I have long wondered about “Wednesday cars.” Do you know the story? The locals have long known that it is not a good idea to buy Friday or Monday cars off the assembly lines in Detroit; rather the street wisdom is that one should always choose a Wednesday car. The reason is that on Friday and Monday good cars are not made, because the weekend is in-between. And as life is lived for the weekend, where meaningful life is finally found, then if at all possible, choose a Wednesday serial number. The hard truth is that the mind-numbing nature of assembly-line labor, Detroit-style, is hard to care about—and in the end we don’t want to buy cars made by people who don’t care about their work.
So hear these words.
“Meaning, then, is something like a responsibility — not merely a need. It resides and resounds, like the human experience, between us. It transcends the narrow confines of the self — and connects us, through the power of grace and purpose, to the human world around us. It is the act of investing in what we profess to care about; in caring about what we profess to love; in not merely ‘expressing our values,’ but valuing that which is worthwhile in lasting human terms, and so arcing the trajectory of not just our own tiny lives, but those of the people around us, towards the just-glimpsed sunrise of mattering.”

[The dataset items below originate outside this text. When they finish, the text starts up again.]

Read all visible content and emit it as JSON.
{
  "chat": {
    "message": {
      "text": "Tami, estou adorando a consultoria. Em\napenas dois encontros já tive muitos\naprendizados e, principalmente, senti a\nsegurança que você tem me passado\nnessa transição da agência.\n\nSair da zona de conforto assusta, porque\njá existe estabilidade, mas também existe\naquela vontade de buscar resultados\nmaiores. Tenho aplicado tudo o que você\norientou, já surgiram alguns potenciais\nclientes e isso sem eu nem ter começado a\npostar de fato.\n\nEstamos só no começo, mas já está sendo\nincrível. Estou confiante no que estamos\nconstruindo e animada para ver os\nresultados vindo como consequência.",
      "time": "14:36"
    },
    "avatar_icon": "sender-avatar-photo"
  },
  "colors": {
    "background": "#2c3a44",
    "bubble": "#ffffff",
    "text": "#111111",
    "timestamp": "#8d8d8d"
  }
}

So writes Umair Haque in an essay, “Finding Meaningful Work Is Not a First-World Problem” (Harvard Business Review). It is a perceptive thesis, seeing something in us as human beings that transcends centuries and cultures, political economies and social conditions. One of the truest truths is that we are perennial people. Our truest hopes and deepest fears do not change; in fact, we cannot change because the contours of our existence do not change. We are sons of Adam and daughters of Eve, from the beginning of the story all the way to its end.
So of course meaning matters. Haque continues:
“For meaning is the essence of what it means to be human; you and I, homo sapiens, search constantly for tiny flickers of meaning in every tangle and buzz of the world around us, and it defines our experience not just as living things — but as human beings. It isn’t a first world problem — but a human challenge.”
And it is so for everyone everywhere, whether we work in Detroit or Mumbai, whether we grow cotton or make hamburgers, whether we teach five year-olds or fix broken bones, whether we build houses and neighborhoods and cities or create songs and stories. Meaning matters for all of us, human beings that we are.